As alegorias e fantasias foram de muito bom gosto, valorizando as cores da escola e sempre com algum tipo de iluminação. No entanto, o abre-alas apresentou um dos "queijos" mais baixo do que os outros em sua lateral, deixando parte da madeira utilizada na construção à vista, e o quarto carro alegórico, em homenagem ao Bola Preta, não seguiu a linha dos outros – especialmente em sua escultura principal, de difícil compreensão, no centro do carro.

* Clique aqui e veja a entrevista com o coreógrafo da comissão de frente da escola

Cabine 2 – A comissão de frente da Estácio de Sá não executou muito bem os movimentos da coreografia. Nos baldes que formavam imagens e frases, os dançarinos acabaram errando quando tentaram formar o mosaico para os jurados.

O primeiro casal da escola passou bem. A única falha foi da porta-bandeira, que não rodou muito, se preocupando mais em reverenciar os jurados. A apresentação dos dois foi curta.

A bateria do mestre Chuvisco fez uma pequena bossa em frente aos jurados, mas a apresentação não foi muito prolongada e os ritmistas ficaram pouco tempo em frente aos jurados da cabine.

Quanto às alegorias, estava perceptível, devido ao acabamento ruim, pedaços de madeira do primeiro e segundo carros. Outro ponto negativo foi na iluminação do segundo e do terceiro carro, que estavam ruins e era fácil notar que algumas lâmpadas não acendiam. As fantasias da escola tinham certa facilidade para serem lidas, mas estavam pouco luxuosas e, estavam esteticamente, não apresentavam muita qualidade.

Observando a harmonia, pôde-se notar que algumas alas não se preocupavam em cantar o samba da escola. Na ala 15 (Galo da Madrugada), por exemplo, os componentes eram vistos brincando com quem passava pelo corredor da Sapucaí. No geral, o canto da escola deixou a desejar e o samba parece não ter funcionado com os componentes. No entanto, a escola apresentou boa evolução na passagem diante da cabine, num bom ritmo e sem correrias.
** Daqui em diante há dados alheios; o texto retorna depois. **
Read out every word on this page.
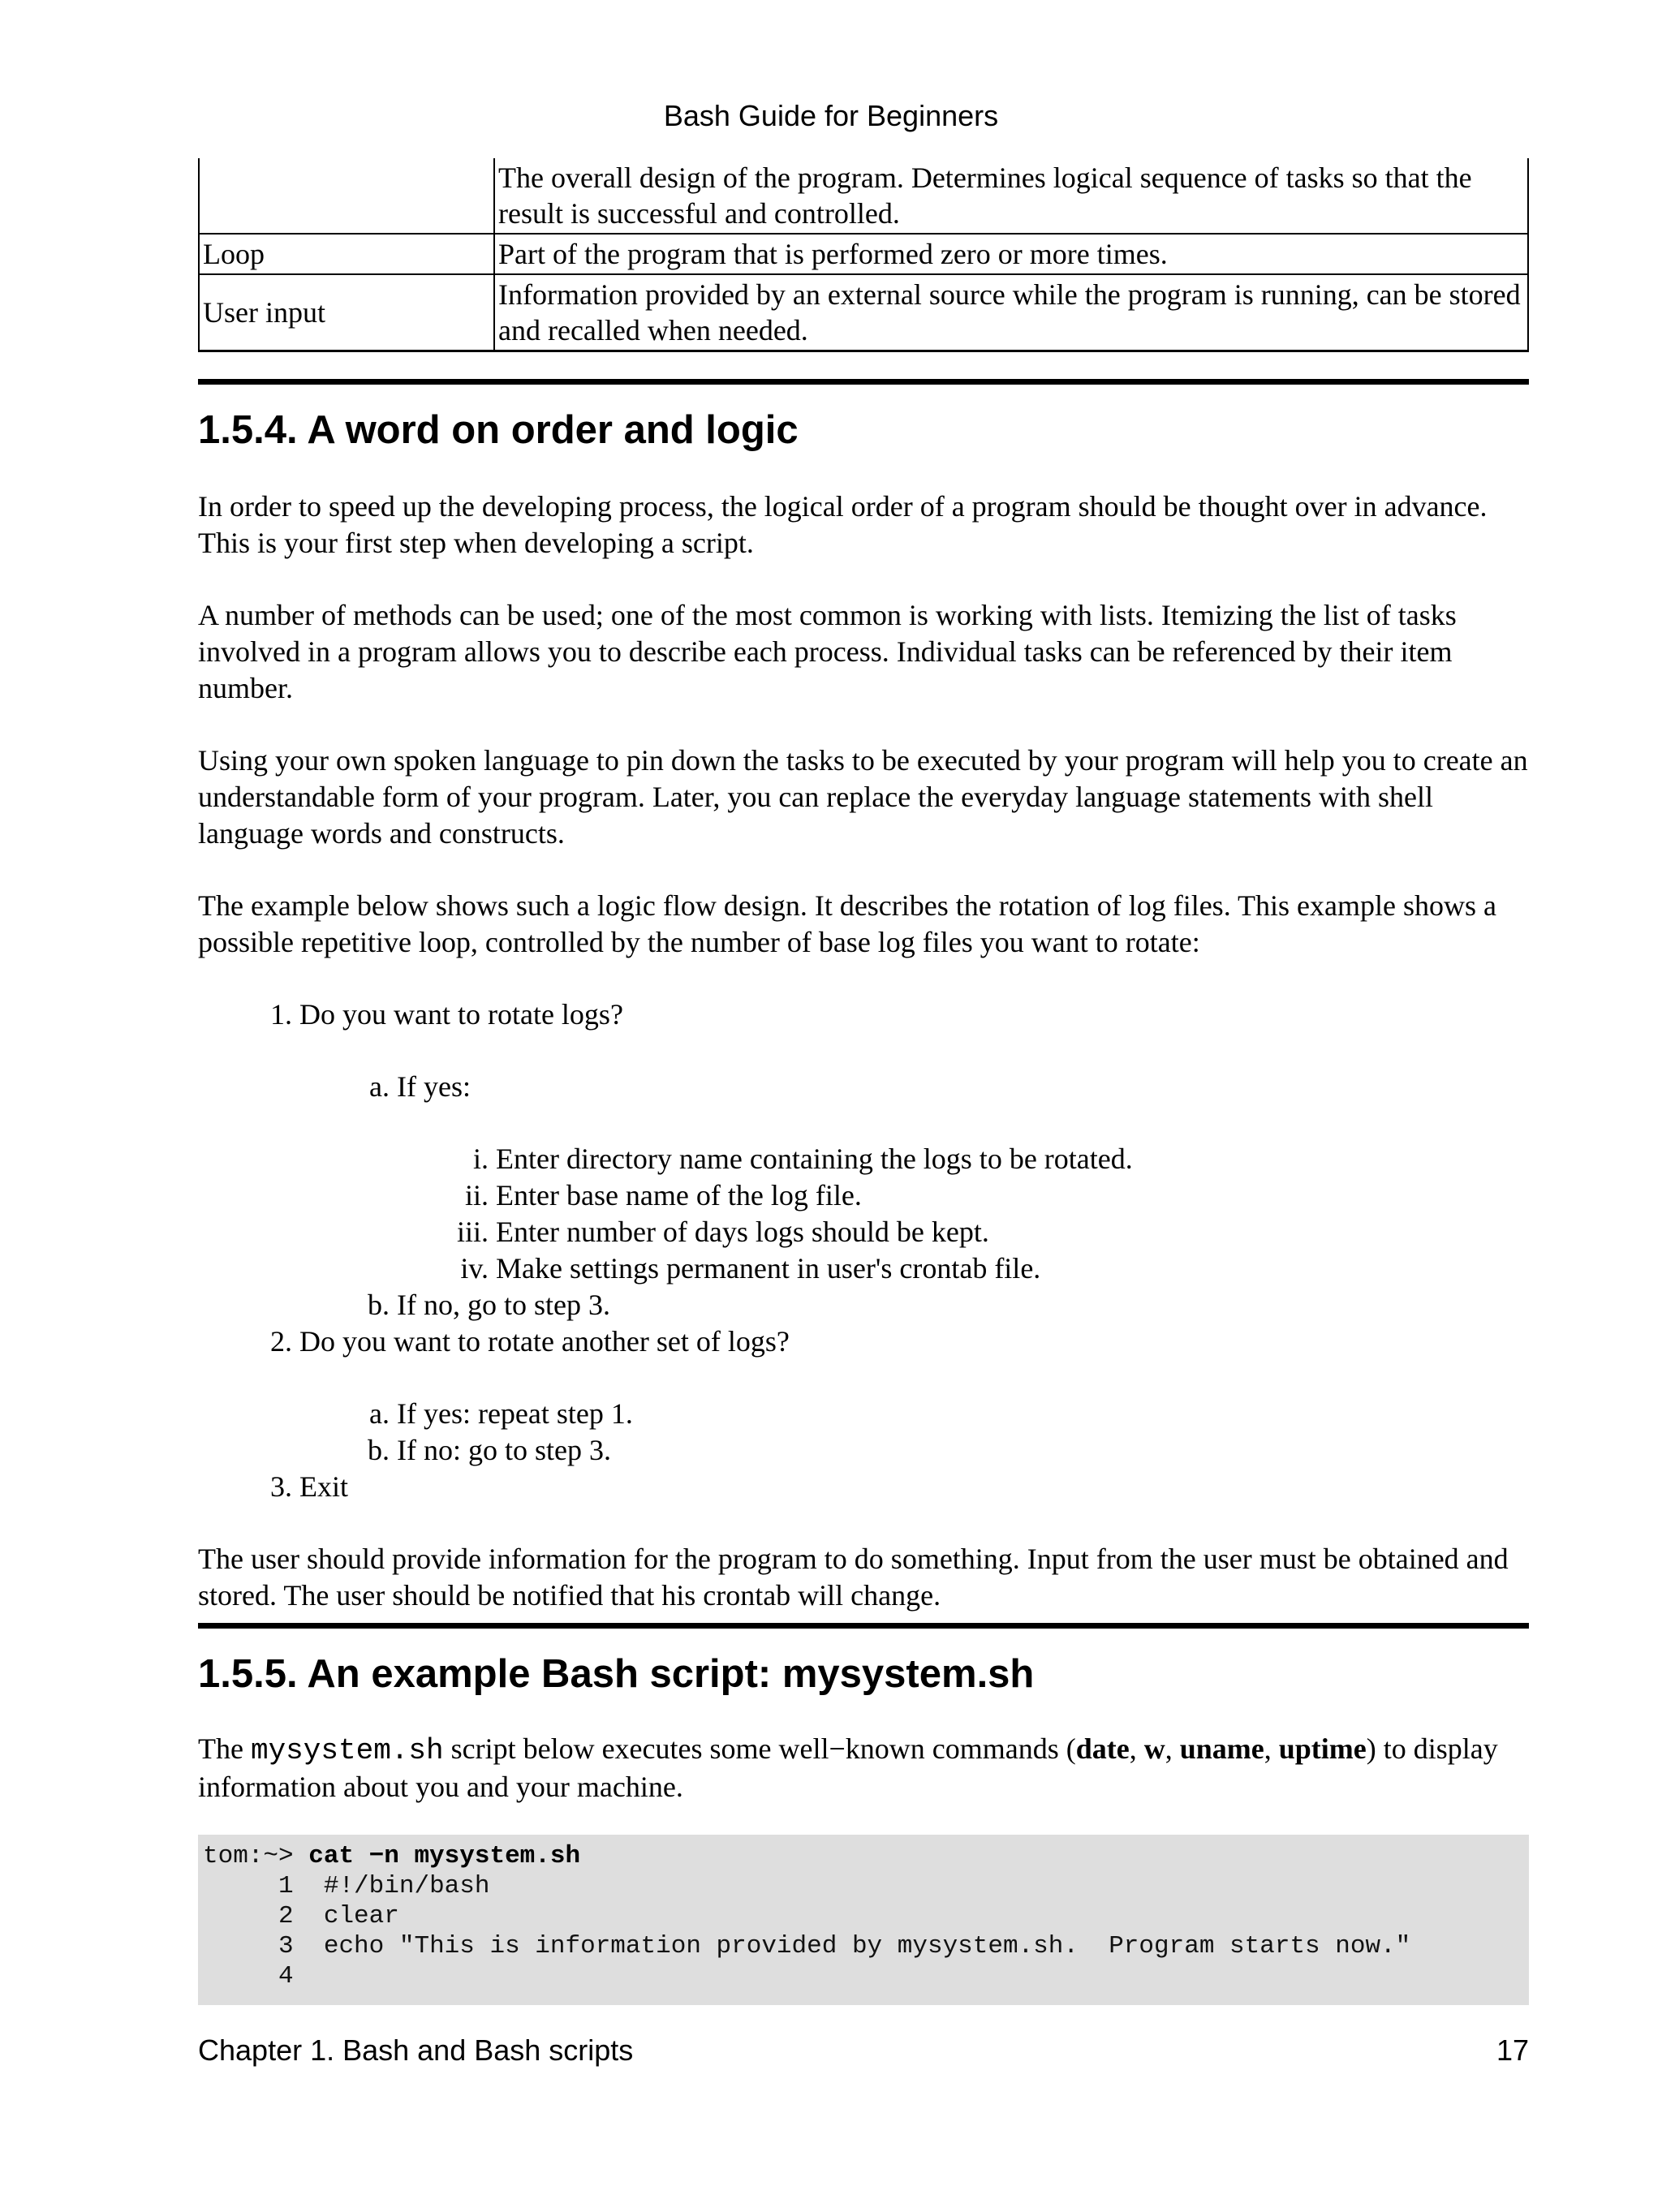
Bash Guide for Beginners
	The overall design of the program. Determines logical sequence of tasks so that the result is successful and controlled.
Loop	Part of the program that is performed zero or more times.
User input	Information provided by an external source while the program is running, can be stored and recalled when needed.
1.5.4. A word on order and logic

In order to speed up the developing process, the logical order of a program should be thought over in advance. This is your first step when developing a script.

A number of methods can be used; one of the most common is working with lists. Itemizing the list of tasks involved in a program allows you to describe each process. Individual tasks can be referenced by their item number.

Using your own spoken language to pin down the tasks to be executed by your program will help you to create an understandable form of your program. Later, you can replace the everyday language statements with shell language words and constructs.

The example below shows such a logic flow design. It describes the rotation of log files. This example shows a possible repetitive loop, controlled by the number of base log files you want to rotate:

1. Do you want to rotate logs?
a. If yes:
i. Enter directory name containing the logs to be rotated.
ii. Enter base name of the log file.
iii. Enter number of days logs should be kept.
iv. Make settings permanent in user's crontab file.
b. If no, go to step 3.
2. Do you want to rotate another set of logs?
a. If yes: repeat step 1.
b. If no: go to step 3.
3. Exit

The user should provide information for the program to do something. Input from the user must be obtained and stored. The user should be notified that his crontab will change.

1.5.5. An example Bash script: mysystem.sh

The mysystem.sh script below executes some well−known commands (date, w, uname, uptime) to display information about you and your machine.

tom:~> cat −n mysystem.sh
1 #!/bin/bash
2 clear
3 echo "This is information provided by mysystem.sh.  Program starts now."
4
Chapter 1. Bash and Bash scripts	17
* Veja a entrevista com o primeiro casal de mestre-sala e porta-bandeira da Estácio

Cabine 3 – A comissão de frente passou diante dos jurados aos 25 minutos de desfile apresentando uma coreografia simples. Os componentes conseguiram formar o mosaico de forma correta, diferente da apresentação para os jurados da cabine anterior.
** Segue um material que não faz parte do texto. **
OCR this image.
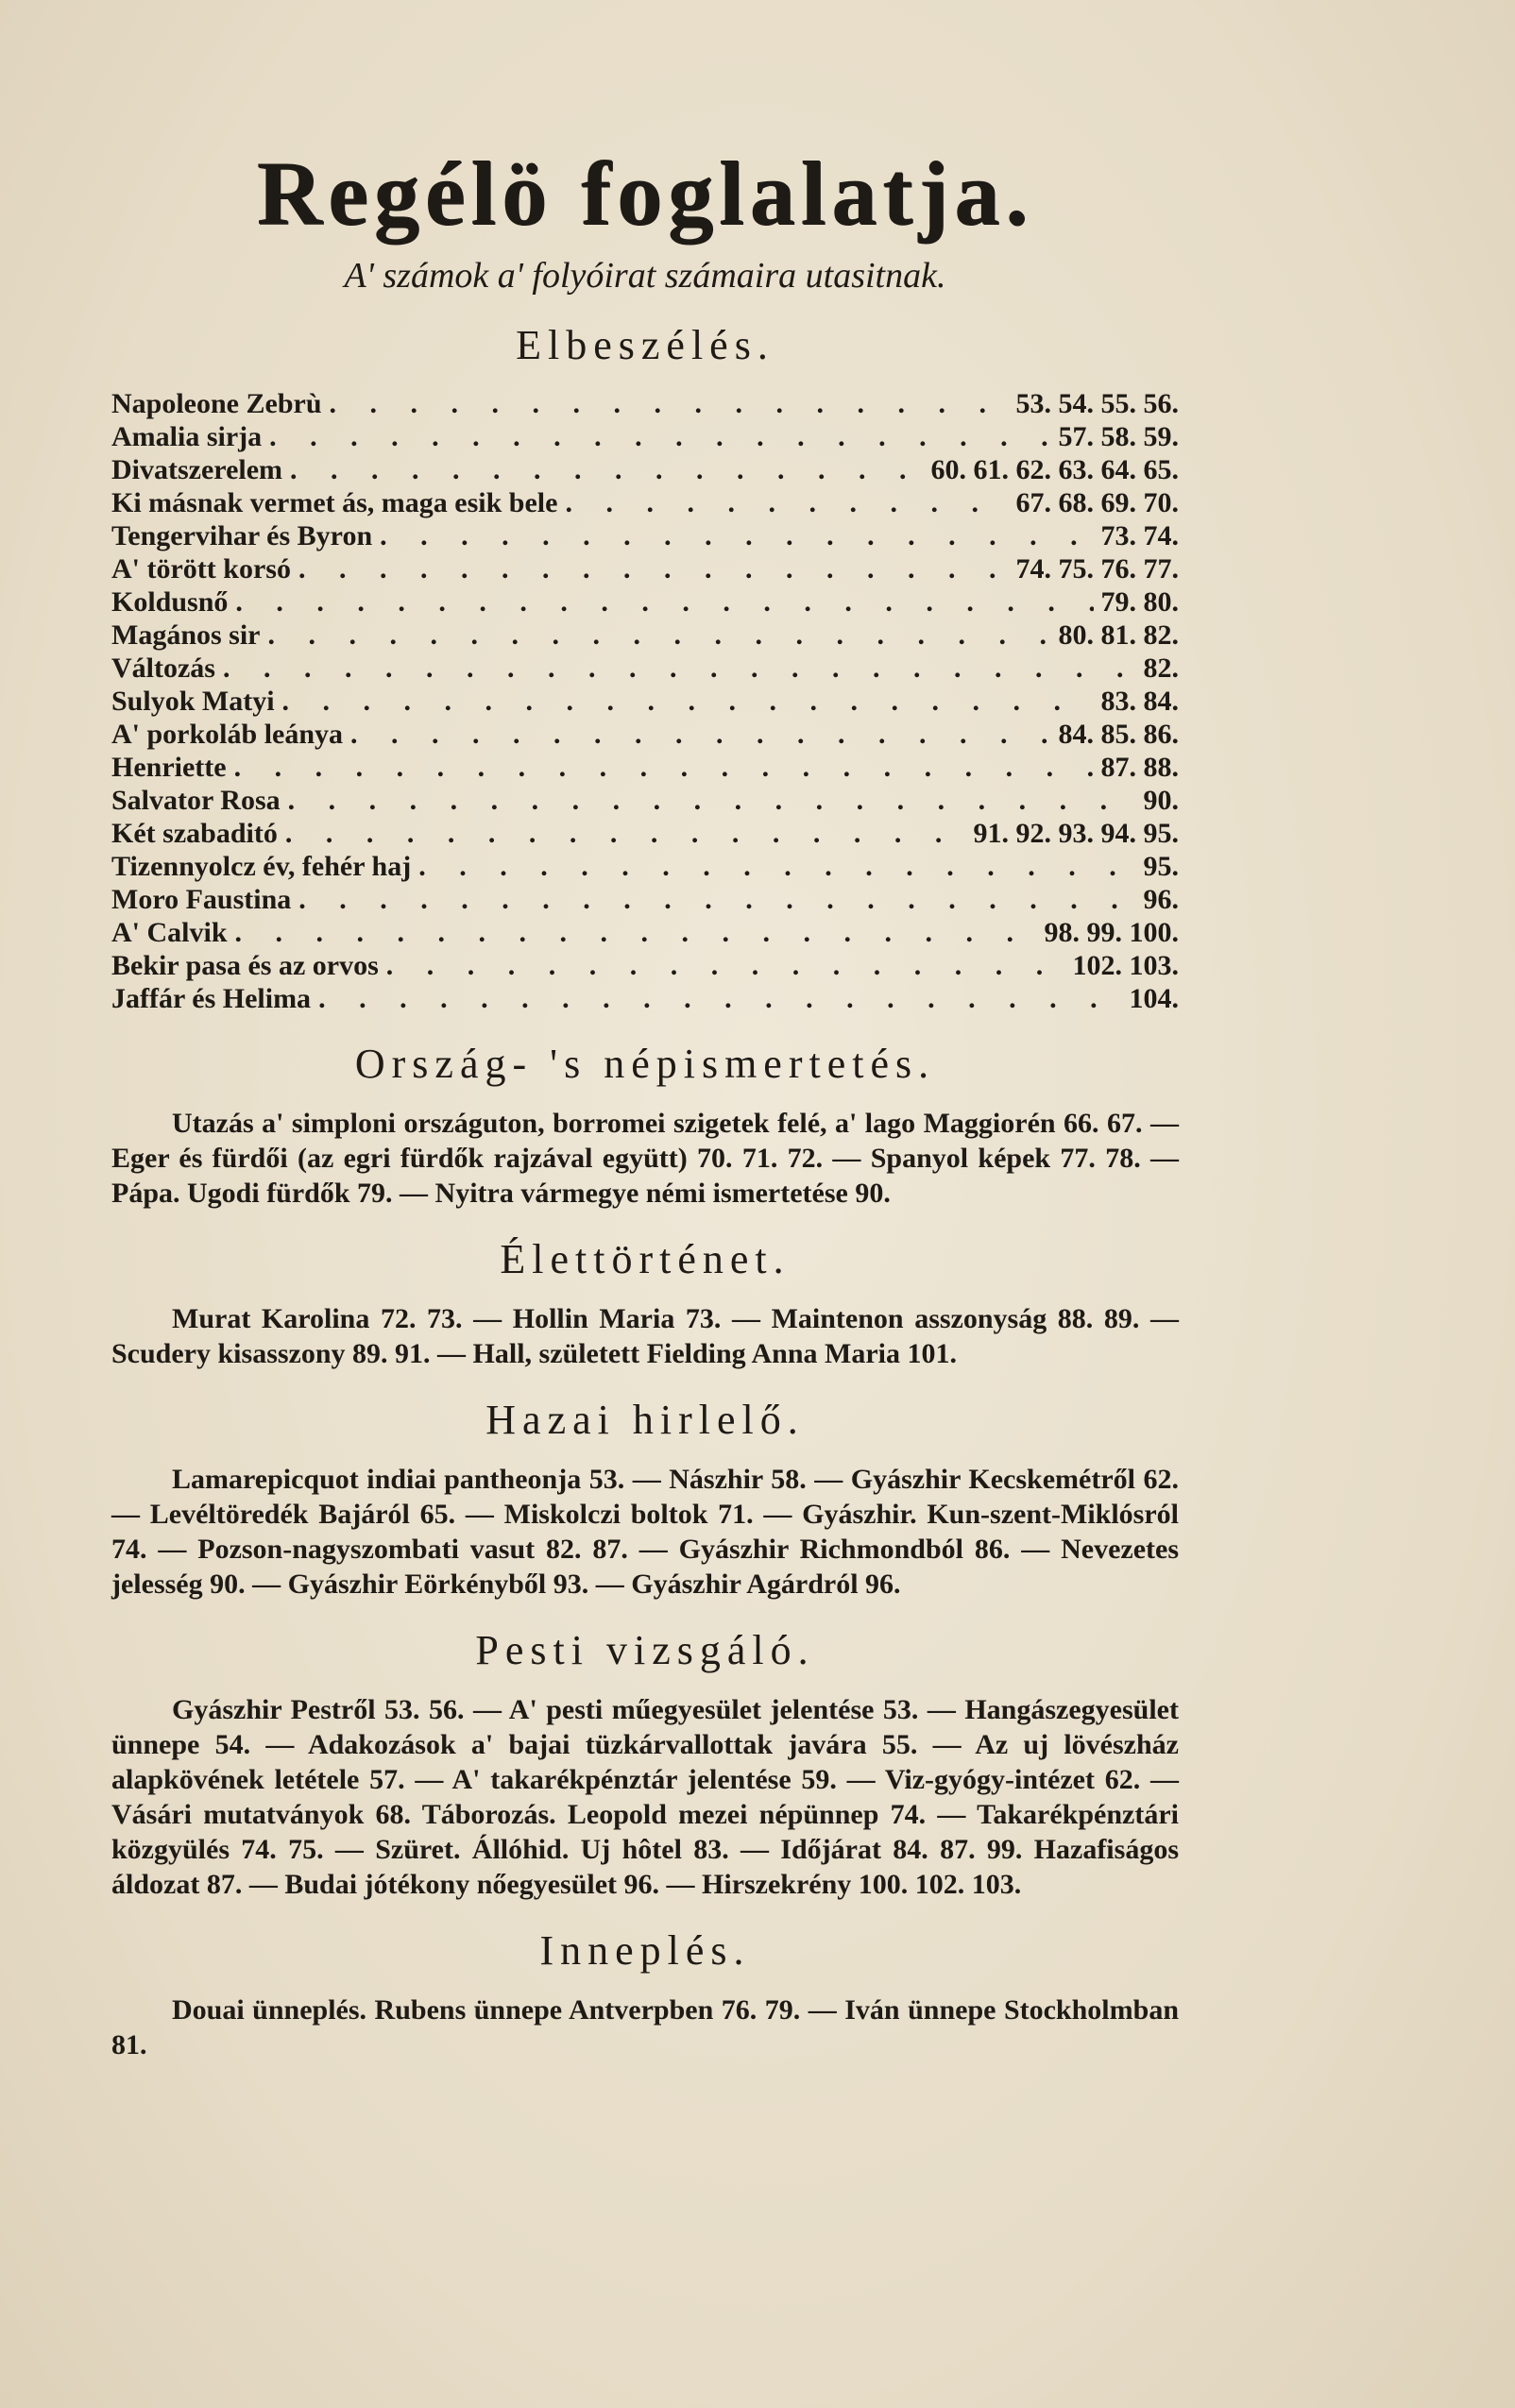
Regélö foglalatja.
A' számok a' folyóirat számaira utasitnak.
Elbeszélés.
Napoleone Zebrù . . .	53. 54. 55. 56.
Amalia sirja . . .	57. 58. 59.
Divatszerelem . . .	60. 61. 62. 63. 64. 65.
Ki másnak vermet ás, maga esik bele . . .	67. 68. 69. 70.
Tengervihar és Byron . . .	73. 74.
A' törött korsó . . .	74. 75. 76. 77.
Koldusnő . . .	79. 80.
Magános sir . . .	80. 81. 82.
Változás . . .	82.
Sulyok Matyi . . .	83. 84.
A' porkoláb leánya . . .	84. 85. 86.
Henriette . . .	87. 88.
Salvator Rosa . . .	90.
Két szabaditó . . .	91. 92. 93. 94. 95.
Tizennyolcz év, fehér haj . . .	95.
Moro Faustina . . .	96.
A' Calvik . . .	98. 99. 100.
Bekir pasa és az orvos . . .	102. 103.
Jaffár és Helima . . .	104.
Ország- 's népismertetés.

Utazás a' simploni országuton, borromei szigetek felé, a' lago Maggiorén 66. 67. — Eger és fürdői (az egri fürdők rajzával együtt) 70. 71. 72. — Spanyol képek 77. 78. — Pápa. Ugodi fürdők 79. — Nyitra vármegye némi ismertetése 90.

Élettörténet.

Murat Karolina 72. 73. — Hollin Maria 73. — Maintenon asszonyság 88. 89. — Scudery kisasszony 89. 91. — Hall, született Fielding Anna Maria 101.

Hazai hirlelő.

Lamarepicquot indiai pantheonja 53. — Nászhir 58. — Gyászhir Kecskemétről 62. — Levéltöredék Bajáról 65. — Miskolczi boltok 71. — Gyászhir. Kun-szent-Miklósról 74. — Pozson-nagyszombati vasut 82. 87. — Gyászhir Richmondból 86. — Nevezetes jelesség 90. — Gyászhir Eörkényből 93. — Gyászhir Agárdról 96.

Pesti vizsgáló.

Gyászhir Pestről 53. 56. — A' pesti műegyesület jelentése 53. — Hangászegyesület ünnepe 54. — Adakozások a' bajai tüzkárvallottak javára 55. — Az uj lövészház alapkövének letétele 57. — A' takarékpénztár jelentése 59. — Viz-gyógy-intézet 62. — Vásári mutatványok 68. Táborozás. Leopold mezei népünnep 74. — Takarékpénztári közgyülés 74. 75. — Szüret. Állóhid. Uj hôtel 83. — Időjárat 84. 87. 99. Hazafiságos áldozat 87. — Budai jótékony nőegyesület 96. — Hirszekrény 100. 102. 103.

Inneplés.

Douai ünneplés. Rubens ünnepe Antverpben 76. 79. — Iván ünnepe Stockholmban 81.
O primeiro casal, com uma bela e luxuosa fantasia, se apresentou cantando bastante o samba e com uma coreografia correta. Porém, a porta-bandeira, de estatura baixa, passava uma impressão de que a bandeira dela poderia cair, mas nada disso aconteceu.

A bateria, apresentada pelos mestres Thiago Diogo, da Porto da Pedra, Casagrande, da Unidos da Tijuca, além do mestre-sala do Salgueiro, Sidclei, fez uma passagem simples para os jurados.

Sobre as alegorias, foi observado que o segundo carro da Estácio passou com todas as suas lâmpadas apagadas. A quarta alegoria da escola apresentou um problema que não era na estrutura do carro: alguns integrantes passaram em frente aos jurados sem cantar absolutamente nada.

No início da passagem da escola pela cabine 3, os integrantes estavam cantando bastante. Porém, a empolgação caiu no decorrer do desfile. Sobre a evolução, algumas falhas: A ala que vinha logo após a das crianças deixou dois pedaços de fantasia no chão, a ala atrás do quarto carro tinha componentes usando os óculos da fantasia, enquanto outros não. Por fim, um buraco pôde ser visto em frente à quinta alegoria, que trazia Luma de Oliveira, além de mestres de bateria que participaram da carreira da homenageada e dos filhos da mesma.

* Clique aqui para conferir a entrevista do mestre de bateria da Estácio, Chuvisco

Cabine 4 – Pouco antes de chegar à frente dos jurados, um integrante da comissão de frente caiu na Avenida. No entanto, na apresentação, novamente, muito bom humor e coreografias interessantes.

O casal de mestre-sala e porta-bandeira repetiu a boa apresentação e brilhou bastante.

A apresentação da bateria não saiu como o planejado. Os ritmistas tentaram executar uma bossa, que não foi muito bem realizada.

A escola passou bastante animada, cantando e sambando muito até o fim.